A study produced by the Economist Intelligence Unit (EIU) on behalf of Mercury Interactive has revealed that implementing compliance programs is the biggest IT issue for more than 80 per cent of corporates in Asia Pacific, 74 per cent in the US and 45 per cent in the largest European, Middle Eastern and African (EMEA) countries. EIU classified large companies as those with more than US$8 billion in revenues.
While Sarbanes-Oxley is the driving force for IT compliance issues in the US, international accounting standards and country specific compliance issues were top priorities in Asia Pacific and EMEA.
Australian corporates are currently facing an oversubscribed vendor market for compliance software, but have remained relatively immune to some of the snap purchasing decisions seen in the US. While Australian firms have taken their time selecting technology to aid compliance (due in part to less exacting deadlines on SOX), anecdotal evidence from the US suggests millions of dollars have been wasted on SOX point solutions.
US research firm Gartner said recently firms that choose one-off solutions for each regulatory challenge will spend 10 times more money on compliance projects than those that take a more proactive approach.
“Some people have dug themselves a big hole,”said Tim Bradfield, manager, risk and audit at Mayne Group. “We got our provider to put in the functionality we wanted and it meant we could drive the program. A lot of guys in the US dumped a lot of money on a package that if you didn’t do it the way it specified, it didn’t work.”
However, the EIU report found that IT executives and compliance professionals were expecting a number of benefits from current compliance investments.
Better financial reporting was considered to be the main benefit of company-wide compliance initiatives globally, with improved IT governance close behind.
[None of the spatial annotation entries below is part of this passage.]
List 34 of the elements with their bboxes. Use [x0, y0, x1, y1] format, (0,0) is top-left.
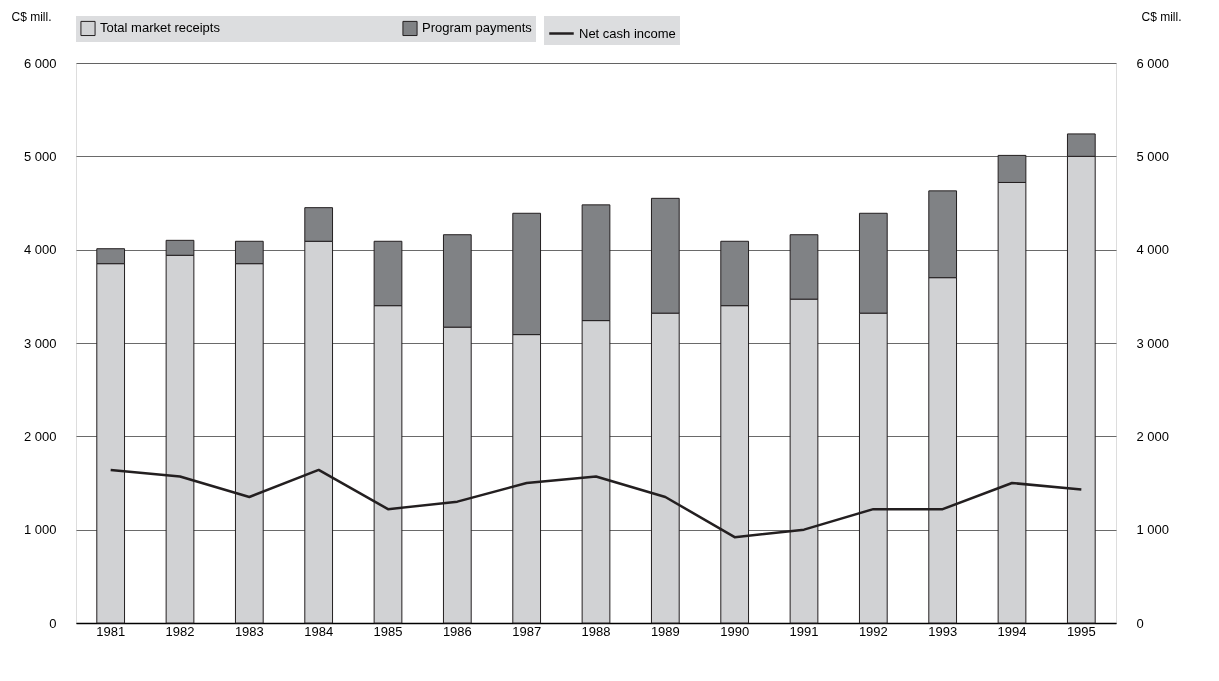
y2-tick-label: 4 000 [1136, 242, 1170, 258]
y-tick-label: 4 000 [23, 242, 57, 258]
x-tick-label: 1986 [442, 623, 472, 639]
x-tick-label: 1987 [512, 623, 542, 639]
y2-tick-label: 1 000 [1136, 522, 1170, 538]
y2-tick-label: 0 [1136, 615, 1144, 631]
y-tick-label: 6 000 [23, 55, 57, 71]
x-tick-label: 1993 [928, 623, 958, 639]
y-tick-label: 1 000 [23, 522, 57, 538]
y-tick-label: 5 000 [23, 148, 57, 164]
x-tick-label: 1984 [304, 623, 334, 639]
x-tick-label: 1983 [234, 623, 264, 639]
y-axis-title: C$ mill. [11, 9, 52, 24]
x-tick-label: 1989 [650, 623, 680, 639]
x-tick-label: 1992 [858, 623, 888, 639]
x-tick-label: 1985 [373, 623, 403, 639]
legend-label: Net cash income [579, 25, 676, 41]
y2-tick-label: 5 000 [1136, 148, 1170, 164]
y2-tick-label: 6 000 [1136, 55, 1170, 71]
y2-tick-label: 2 000 [1136, 428, 1170, 444]
legend-label: Program payments [422, 20, 533, 36]
x-tick-label: 1988 [581, 623, 611, 639]
y-tick-label: 3 000 [23, 335, 57, 351]
x-tick-label: 1981 [96, 623, 126, 639]
legend-label: Total market receipts [100, 20, 221, 36]
x-tick-label: 1982 [165, 623, 195, 639]
x-tick-label: 1990 [720, 623, 750, 639]
y2-tick-label: 3 000 [1136, 335, 1170, 351]
x-tick-label: 1995 [1066, 623, 1096, 639]
y-tick-label: 2 000 [23, 428, 57, 444]
x-tick-label: 1991 [789, 623, 819, 639]
x-tick-label: 1994 [997, 623, 1027, 639]
y2-axis-title: C$ mill. [1141, 9, 1182, 24]
y-tick-label: 0 [49, 615, 57, 631]
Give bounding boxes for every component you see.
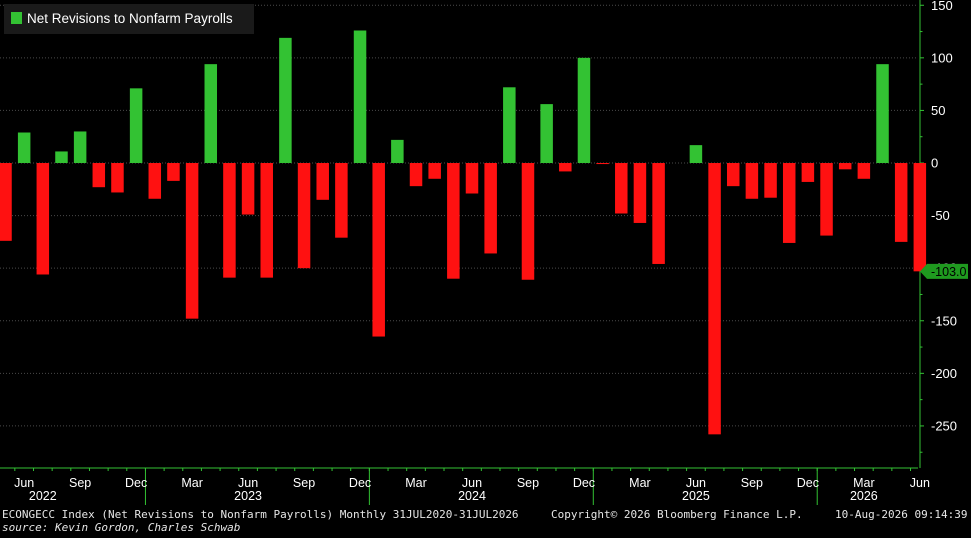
footer-line1: ECONGECC Index (Net Revisions to Nonfarm… (0, 508, 971, 522)
bar (894, 163, 908, 242)
bar (55, 151, 68, 164)
y-tick-label: 50 (931, 103, 945, 118)
bar (409, 163, 423, 187)
x-month-label: Dec (125, 476, 147, 490)
bar (73, 131, 87, 164)
bar (596, 163, 609, 165)
bar (782, 163, 796, 243)
x-month-label: Mar (853, 476, 875, 490)
bar (129, 88, 143, 164)
bar (223, 163, 236, 278)
y-tick-label: 0 (931, 156, 938, 171)
x-month-label: Sep (741, 476, 763, 490)
bar (372, 163, 385, 337)
bar (801, 163, 815, 182)
bar (167, 163, 180, 181)
x-year-label: 2024 (458, 489, 486, 503)
x-month-label: Dec (797, 476, 819, 490)
x-month-label: Dec (349, 476, 371, 490)
footer-index-text: ECONGECC Index (Net Revisions to Nonfarm… (2, 508, 519, 521)
bar (260, 163, 273, 278)
bar (36, 163, 50, 275)
bar (241, 163, 255, 215)
footer-source: source: Kevin Gordon, Charles Schwab (2, 521, 241, 534)
bar (820, 163, 833, 236)
bar (745, 163, 759, 199)
bar-chart: 150100500-50-100-150-200-250-103.0JunSep… (0, 0, 968, 505)
x-year-label: 2022 (29, 489, 57, 503)
bar (559, 163, 572, 172)
y-tick-label: -150 (931, 313, 957, 328)
bar (391, 139, 404, 164)
bar (465, 163, 479, 194)
bar (689, 145, 703, 164)
bar (503, 87, 516, 164)
x-month-label: Mar (181, 476, 203, 490)
legend-label: Net Revisions to Nonfarm Payrolls (27, 11, 233, 26)
x-month-label: Jun (686, 476, 706, 490)
bar (540, 104, 553, 164)
legend: Net Revisions to Nonfarm Payrolls (4, 4, 254, 34)
bar (279, 37, 292, 164)
bar (353, 30, 367, 164)
bar (428, 163, 441, 179)
bar (92, 163, 106, 188)
bar (857, 163, 871, 179)
x-month-label: Mar (405, 476, 427, 490)
bar (615, 163, 628, 214)
bar (838, 163, 852, 170)
legend-background (4, 4, 254, 34)
bar (726, 163, 740, 187)
footer-copyright: Copyright© 2026 Bloomberg Finance L.P. (551, 508, 803, 521)
x-month-label: Sep (293, 476, 315, 490)
x-month-label: Jun (238, 476, 258, 490)
x-year-label: 2026 (850, 489, 878, 503)
bar (316, 163, 329, 200)
footer-line2: source: Kevin Gordon, Charles Schwab (0, 521, 971, 535)
bar (876, 64, 889, 164)
x-month-label: Sep (69, 476, 91, 490)
bar (484, 163, 497, 254)
x-month-label: Mar (629, 476, 651, 490)
y-tick-label: 150 (931, 0, 953, 13)
bar (17, 132, 31, 164)
footer-timestamp: 10-Aug-2026 09:14:39 (835, 508, 968, 521)
bar (577, 57, 591, 164)
x-month-label: Dec (573, 476, 595, 490)
bar (764, 163, 777, 198)
bar (204, 64, 218, 164)
x-month-label: Jun (462, 476, 482, 490)
bar (633, 163, 647, 223)
y-tick-label: -200 (931, 366, 957, 381)
bar (652, 163, 665, 264)
bar (447, 163, 460, 279)
y-tick-label: -50 (931, 208, 950, 223)
bar (111, 163, 124, 193)
bar (708, 163, 721, 435)
last-value-label: -103.0 (931, 265, 966, 279)
y-tick-label: -250 (931, 418, 957, 433)
bar (0, 163, 12, 241)
y-tick-label: 100 (931, 50, 953, 65)
x-year-label: 2023 (234, 489, 262, 503)
bar (185, 163, 199, 319)
bar (521, 163, 535, 280)
x-month-label: Sep (517, 476, 539, 490)
bar (335, 163, 348, 238)
bar (148, 163, 162, 199)
x-month-label: Jun (14, 476, 34, 490)
last-value-tag (920, 263, 968, 279)
x-year-label: 2025 (682, 489, 710, 503)
bar (297, 163, 311, 269)
bar (913, 163, 927, 272)
x-month-label: Jun (910, 476, 930, 490)
legend-swatch (11, 12, 22, 24)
Executives believe better IT governance can become a key driver for business value.
“A flood of business regulations are forcing global IT managers to seek new strategies that minimise the burden and maximise the benefits of addressing regulatory compliance,” said Gareth Lofthouse, director of executive services at the EIU. “This report argues that long-term planning and strong IT governance will be key to this endeavour.”
Indeed, compliance professionals here have cautioned that the use of technology to aid compliance initiatives must been seen as a long-term project and as an effort to embed compliance within the business.
“The whole aim is to get compliance into the business with the business owner understanding compliance and owning it,” said Peter Whyntie, head of risk management and compliance at Zurich Financial Services Australia.